Il tuo cliente ti vede su Google con un logo, su Instagram con un altro stile, nel punto vendita con un'insegna datata e nell'email con un template che qualcuno ha fatto in Canva un venerdì pomeriggio. Non è un problema di gusti: è un problema di riconoscibilità. L'immagine coordinata aziendale è il sistema che garantisce coerenza visiva su ogni touchpoint — web, social, stampa, packaging, veicoli, presentazioni — in modo che il cliente riconosca la tua azienda al primo sguardo, indipendentemente dal canale. Senza immagine coordinata, ogni collaboratore interpreta il brand a modo suo, i materiali si moltiplicano in versioni incompatibili e il investimento in comunicazione si disperde.
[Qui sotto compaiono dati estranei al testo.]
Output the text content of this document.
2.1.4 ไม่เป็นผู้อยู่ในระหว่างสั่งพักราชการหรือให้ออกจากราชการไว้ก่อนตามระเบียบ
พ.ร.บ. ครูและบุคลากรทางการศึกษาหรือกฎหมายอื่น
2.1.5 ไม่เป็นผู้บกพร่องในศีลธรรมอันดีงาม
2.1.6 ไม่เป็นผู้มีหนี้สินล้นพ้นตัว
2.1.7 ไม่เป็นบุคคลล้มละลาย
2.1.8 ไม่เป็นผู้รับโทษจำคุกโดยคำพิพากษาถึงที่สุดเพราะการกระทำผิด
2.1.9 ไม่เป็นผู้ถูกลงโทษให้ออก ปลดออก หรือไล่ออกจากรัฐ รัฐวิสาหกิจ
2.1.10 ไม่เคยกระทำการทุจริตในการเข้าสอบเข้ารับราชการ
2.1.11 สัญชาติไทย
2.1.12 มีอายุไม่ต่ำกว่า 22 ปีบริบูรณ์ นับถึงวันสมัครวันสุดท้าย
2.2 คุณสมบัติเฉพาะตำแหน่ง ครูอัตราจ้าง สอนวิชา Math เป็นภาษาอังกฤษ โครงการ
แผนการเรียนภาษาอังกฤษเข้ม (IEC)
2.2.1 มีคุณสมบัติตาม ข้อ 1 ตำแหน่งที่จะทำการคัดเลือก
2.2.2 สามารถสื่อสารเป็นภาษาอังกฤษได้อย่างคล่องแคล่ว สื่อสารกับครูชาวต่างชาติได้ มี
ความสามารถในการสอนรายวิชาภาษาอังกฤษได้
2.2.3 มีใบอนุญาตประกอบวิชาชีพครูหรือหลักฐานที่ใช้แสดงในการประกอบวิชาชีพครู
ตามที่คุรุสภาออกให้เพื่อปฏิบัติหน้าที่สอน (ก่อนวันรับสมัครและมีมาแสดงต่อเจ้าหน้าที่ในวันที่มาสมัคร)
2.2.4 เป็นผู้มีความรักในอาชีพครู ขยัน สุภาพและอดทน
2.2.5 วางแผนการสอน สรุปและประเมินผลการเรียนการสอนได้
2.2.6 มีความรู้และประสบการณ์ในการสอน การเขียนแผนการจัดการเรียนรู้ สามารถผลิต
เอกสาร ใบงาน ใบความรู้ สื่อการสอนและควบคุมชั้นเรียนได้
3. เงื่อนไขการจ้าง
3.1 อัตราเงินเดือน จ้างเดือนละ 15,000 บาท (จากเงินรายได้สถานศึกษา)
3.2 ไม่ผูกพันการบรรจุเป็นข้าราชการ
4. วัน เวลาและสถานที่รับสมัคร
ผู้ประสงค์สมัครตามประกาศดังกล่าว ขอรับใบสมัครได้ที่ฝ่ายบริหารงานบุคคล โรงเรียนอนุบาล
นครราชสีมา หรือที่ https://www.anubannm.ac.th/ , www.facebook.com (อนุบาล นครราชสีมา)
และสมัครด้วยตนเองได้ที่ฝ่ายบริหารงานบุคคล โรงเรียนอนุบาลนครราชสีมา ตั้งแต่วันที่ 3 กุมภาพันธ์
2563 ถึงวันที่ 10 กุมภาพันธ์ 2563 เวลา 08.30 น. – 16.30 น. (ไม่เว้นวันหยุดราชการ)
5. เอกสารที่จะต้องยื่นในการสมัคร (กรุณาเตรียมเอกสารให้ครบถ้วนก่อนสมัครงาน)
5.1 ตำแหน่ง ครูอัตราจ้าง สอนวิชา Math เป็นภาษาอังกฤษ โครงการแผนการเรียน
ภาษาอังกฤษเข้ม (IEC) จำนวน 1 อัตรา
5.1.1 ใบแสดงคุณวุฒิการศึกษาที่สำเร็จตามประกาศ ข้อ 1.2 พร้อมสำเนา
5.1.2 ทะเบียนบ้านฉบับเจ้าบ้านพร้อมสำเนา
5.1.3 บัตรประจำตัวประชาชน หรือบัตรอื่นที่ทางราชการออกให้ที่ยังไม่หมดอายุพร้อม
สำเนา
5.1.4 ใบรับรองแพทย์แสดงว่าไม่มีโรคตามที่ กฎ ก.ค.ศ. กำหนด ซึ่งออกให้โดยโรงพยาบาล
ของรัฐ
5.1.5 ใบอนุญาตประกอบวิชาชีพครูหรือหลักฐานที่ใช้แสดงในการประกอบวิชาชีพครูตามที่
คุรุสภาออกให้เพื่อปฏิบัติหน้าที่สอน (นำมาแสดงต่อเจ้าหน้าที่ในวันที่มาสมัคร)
In questa guida costruiamo passo passo un'identità visiva coerente: palette, tipografia, template, brand book e regole d'uso per team marketing snelli. La coerenza non è rigidità: è libertà creativa dentro regole chiare. L'obiettivo è essere riconoscibili in mezzo secondo, su qualsiasi schermo o stampa. Coerenza visiva significa meno tempo perso a decidere colori e font ogni settimana. Un sistema visivo chiaro accelera ogni decisione di marketing.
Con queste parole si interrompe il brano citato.